Proceedings of SPIE
- Discipline: Optics
- Language: English

Publication details
- Former name(s): Proceedings of the Society of Photo-Optical Instrumentation Engineers
- History: 1963–present
- Publisher: SPIE

Standard abbreviations
- ISO 4: Proc. SPIE

Indexing
- ISSN: 0277-786X (print) 1996-756X (web)

Links
- Book series homepage; Online archive;

= Proceedings of SPIE =

Proceedings of SPIE is book series containing the conference record of the Society of Photo-Optical Instrumentation Engineers (SPIE).
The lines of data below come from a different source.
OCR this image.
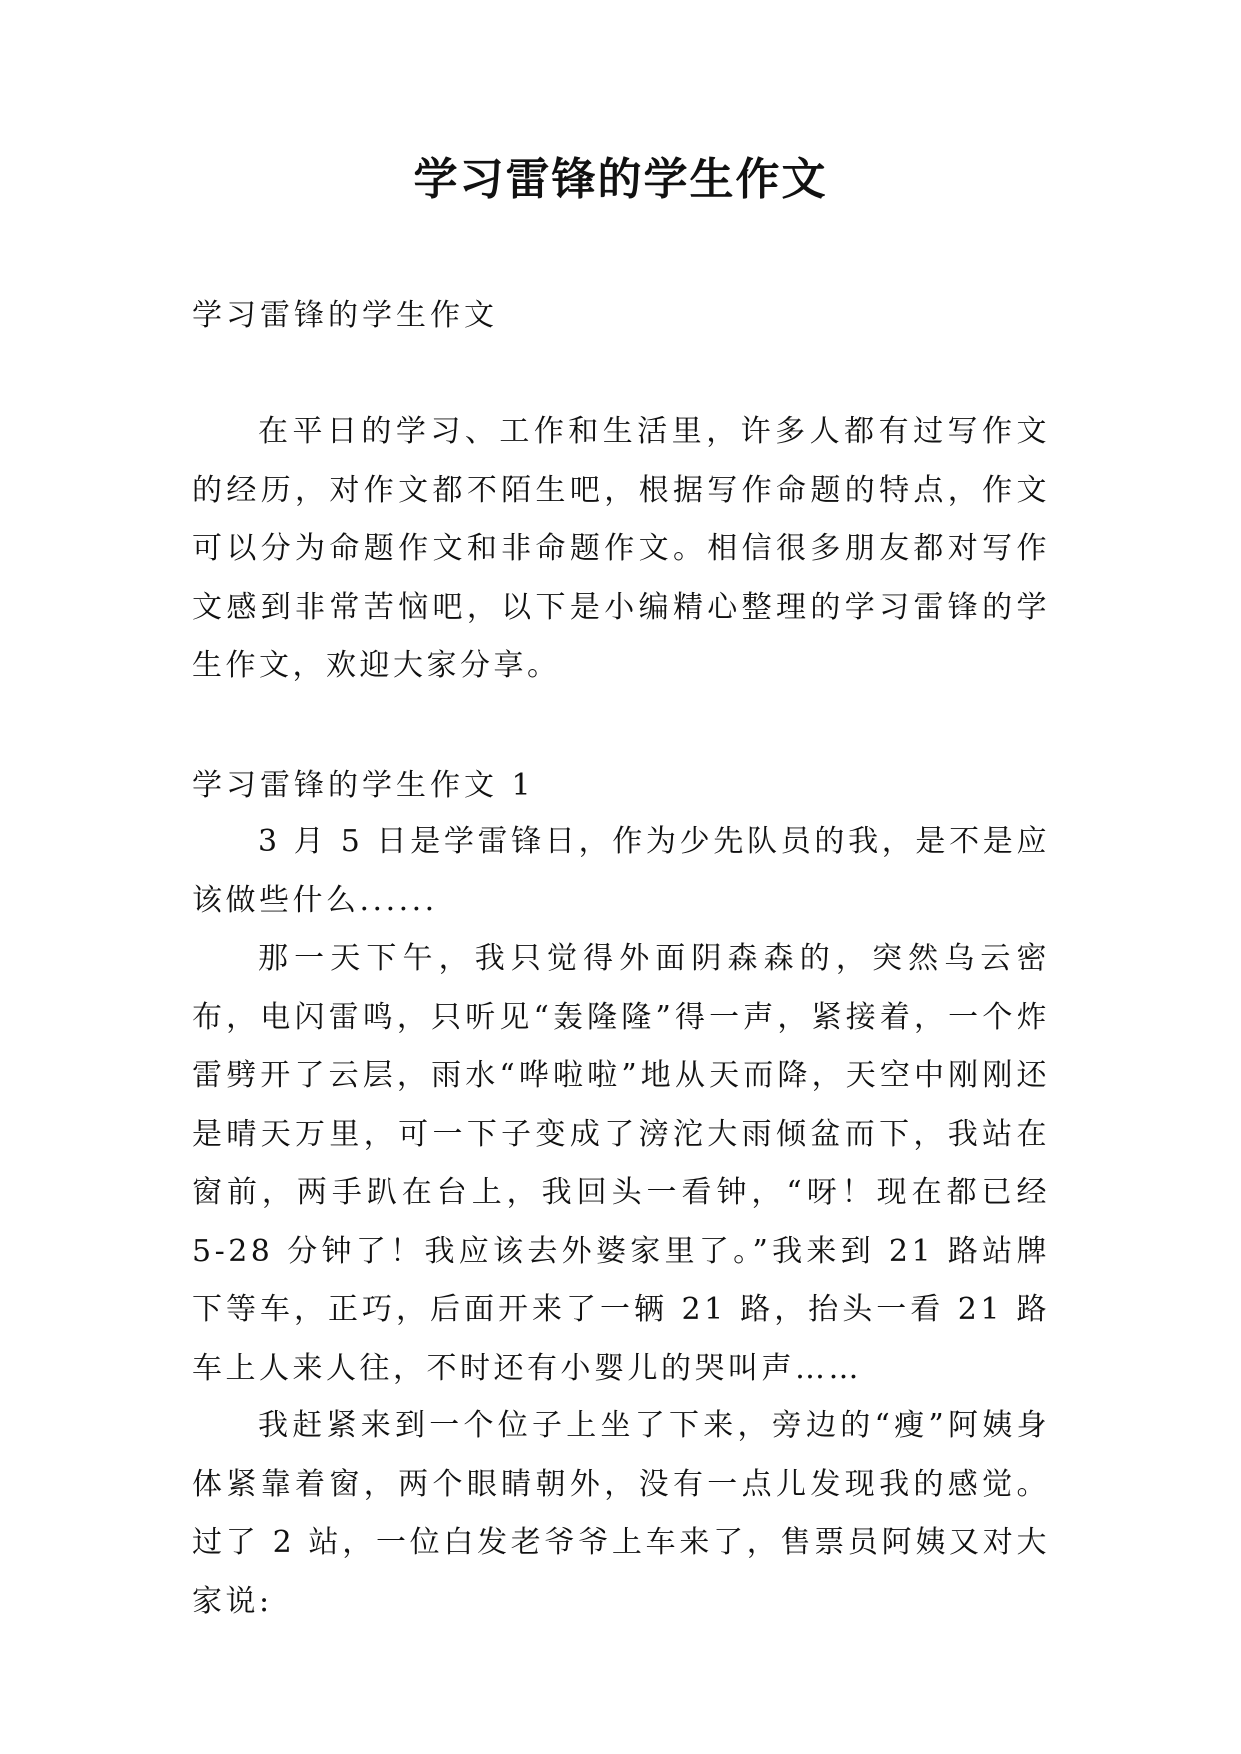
学习雷锋的学生作文
学习雷锋的学生作文

在平日的学习、工作和生活里，许多人都有过写作文的经历，对作文都不陌生吧，根据写作命题的特点，作文可以分为命题作文和非命题作文。相信很多朋友都对写作文感到非常苦恼吧，以下是小编精心整理的学习雷锋的学生作文，欢迎大家分享。

学习雷锋的学生作文 1

3 月 5 日是学雷锋日，作为少先队员的我，是不是应该做些什么......

那一天下午，我只觉得外面阴森森的，突然乌云密布，电闪雷鸣，只听见“轰隆隆”得一声，紧接着，一个炸雷劈开了云层，雨水“哗啦啦”地从天而降，天空中刚刚还是晴天万里，可一下子变成了滂沱大雨倾盆而下，我站在窗前，两手趴在台上，我回头一看钟，“呀！现在都已经 5-28 分钟了！我应该去外婆家里了。”我来到 21 路站牌下等车，正巧，后面开来了一辆 21 路，抬头一看 21 路车上人来人往，不时还有小婴儿的哭叫声……

我赶紧来到一个位子上坐了下来，旁边的“瘦”阿姨身体紧靠着窗，两个眼睛朝外，没有一点儿发现我的感觉。过了 2 站，一位白发老爷爷上车来了，售票员阿姨又对大家说:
The first proceedings were published in 1963. As of 2025, the series publishes roughly 16,000 papers in roughly 350 volume per year, totalling over 590,000 papers published in over 13,000 volumes.

==Indexing and abstracting==
Proceedings of SPIE is indexed and abstracted in:

- Astrophysics Data System
- Chemical Abstracts
- Ei Compendex
- Inspec
- International Aerospace Abstracts
- Index to Scientific & Technical Proceedings
- Physics Abstracts
- Scopus
- SPIN
- Web of Science

According to SCOPUS, it has a CiteScore of 0.5, ranking 149th out of 174 in the category "Instrumentation".